Transparency International’s Corruption Perception Index 2016 is out. Italy is one place higher than it was in 2015. It was in 61st place and in the 2016 CPI, Italy is in 60th place. This means Italy is the third most corrupt European Union member nation.
The two EU nations that are an even more corrupt than Italy are Greece and Bulgaria.
On the face of it, it looks as Italy is as corrupt as ever despite having had an anti corruption government agency since late 2014. However, the scoring system used by Transparency International reveals that modest progress is being made. If you look at the score Transparency International bases its corruption perception index on, you’ll note that Italy’s score is, slowly rising. The higher the score, the lower the level of perceived corruption.
In 2012, Italy’s score was 42. This rose to 43 in 2013 and 2014, and then increased once more to 44 in 2015. In 2016, Italy’s score reached 47 – a three point rise. This is a sign, albeit a rather weak one, that Italy is beginning to make some headway in its attempts to combat this age-old problem.
Italy could do more t0 make herself appetising to foreign investment, or even Italian investors. The nation’s justice system needs attention and Italy’s propensity for red tape also needs tackling. In view of Italy’s still fragile economic recovery, now would be a good time to act.

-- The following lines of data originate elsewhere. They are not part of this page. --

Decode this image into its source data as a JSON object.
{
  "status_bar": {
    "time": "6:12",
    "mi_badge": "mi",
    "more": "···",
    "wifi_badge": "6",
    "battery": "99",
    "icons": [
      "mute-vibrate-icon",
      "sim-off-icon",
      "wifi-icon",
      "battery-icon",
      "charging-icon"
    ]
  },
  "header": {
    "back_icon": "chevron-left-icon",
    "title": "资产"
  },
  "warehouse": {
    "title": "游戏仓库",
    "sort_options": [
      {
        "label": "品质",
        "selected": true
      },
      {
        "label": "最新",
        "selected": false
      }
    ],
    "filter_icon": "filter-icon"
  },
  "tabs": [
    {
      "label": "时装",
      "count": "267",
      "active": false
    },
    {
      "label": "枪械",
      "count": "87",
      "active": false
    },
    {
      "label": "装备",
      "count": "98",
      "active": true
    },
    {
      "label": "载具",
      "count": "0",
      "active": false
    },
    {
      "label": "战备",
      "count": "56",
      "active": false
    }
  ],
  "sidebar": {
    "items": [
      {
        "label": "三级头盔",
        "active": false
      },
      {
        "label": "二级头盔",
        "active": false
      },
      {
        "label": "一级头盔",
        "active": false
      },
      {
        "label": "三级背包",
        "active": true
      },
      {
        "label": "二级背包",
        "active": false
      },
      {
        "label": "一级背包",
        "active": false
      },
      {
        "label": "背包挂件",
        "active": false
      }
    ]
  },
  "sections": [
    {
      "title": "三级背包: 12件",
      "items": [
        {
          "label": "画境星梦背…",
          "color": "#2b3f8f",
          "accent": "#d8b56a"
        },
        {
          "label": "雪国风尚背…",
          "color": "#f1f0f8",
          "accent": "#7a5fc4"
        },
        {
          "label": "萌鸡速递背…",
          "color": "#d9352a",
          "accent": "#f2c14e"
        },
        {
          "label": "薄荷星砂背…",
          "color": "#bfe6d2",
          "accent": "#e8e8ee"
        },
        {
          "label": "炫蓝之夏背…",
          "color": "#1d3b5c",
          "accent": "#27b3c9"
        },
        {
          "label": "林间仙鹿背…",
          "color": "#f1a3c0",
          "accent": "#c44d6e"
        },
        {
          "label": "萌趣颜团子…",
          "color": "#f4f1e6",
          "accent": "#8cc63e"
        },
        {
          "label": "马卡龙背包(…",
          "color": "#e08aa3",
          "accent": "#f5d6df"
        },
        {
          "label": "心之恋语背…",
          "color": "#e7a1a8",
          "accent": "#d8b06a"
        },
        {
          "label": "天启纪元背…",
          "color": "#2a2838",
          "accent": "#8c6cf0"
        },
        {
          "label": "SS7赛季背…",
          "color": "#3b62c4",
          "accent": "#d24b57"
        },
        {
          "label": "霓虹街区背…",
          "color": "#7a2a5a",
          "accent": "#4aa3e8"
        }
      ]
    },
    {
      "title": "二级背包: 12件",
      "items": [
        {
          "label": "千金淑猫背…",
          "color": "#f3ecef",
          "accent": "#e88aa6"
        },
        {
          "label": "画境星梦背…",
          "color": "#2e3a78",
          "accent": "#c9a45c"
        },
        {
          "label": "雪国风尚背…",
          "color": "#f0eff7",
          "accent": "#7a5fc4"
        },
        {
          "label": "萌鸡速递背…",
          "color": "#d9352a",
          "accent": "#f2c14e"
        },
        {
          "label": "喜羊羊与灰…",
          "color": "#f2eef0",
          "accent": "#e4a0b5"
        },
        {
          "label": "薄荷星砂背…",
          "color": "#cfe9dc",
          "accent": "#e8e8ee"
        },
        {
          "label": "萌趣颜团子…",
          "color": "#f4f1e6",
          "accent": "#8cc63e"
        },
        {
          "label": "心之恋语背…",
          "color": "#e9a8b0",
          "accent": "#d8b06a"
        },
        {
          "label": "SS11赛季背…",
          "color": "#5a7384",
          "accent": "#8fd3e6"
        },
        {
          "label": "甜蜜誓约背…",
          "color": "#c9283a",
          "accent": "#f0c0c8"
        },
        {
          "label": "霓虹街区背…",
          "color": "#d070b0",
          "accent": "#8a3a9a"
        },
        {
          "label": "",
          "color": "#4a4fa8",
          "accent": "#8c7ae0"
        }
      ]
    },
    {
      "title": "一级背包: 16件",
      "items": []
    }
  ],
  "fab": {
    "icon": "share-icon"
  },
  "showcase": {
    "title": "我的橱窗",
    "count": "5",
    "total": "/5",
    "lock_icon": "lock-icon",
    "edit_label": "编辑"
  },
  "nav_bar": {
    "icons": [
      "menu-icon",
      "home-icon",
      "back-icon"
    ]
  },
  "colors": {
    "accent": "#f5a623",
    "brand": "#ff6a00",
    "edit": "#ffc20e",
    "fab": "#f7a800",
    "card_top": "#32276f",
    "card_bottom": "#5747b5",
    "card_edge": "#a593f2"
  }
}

As mentioned in a recent article, there are also two reforms that could help beat corruption in Italy. If Italy were to implement them, then in next year’s Transparency International’s Corruption Perception Index, Italy’s score may rise above 50, even even higher.
The main obstacle to fighting corruption in Italy is that of political will. Only one political movement appears to be determined to work to battle corruption and it is not in power, yet.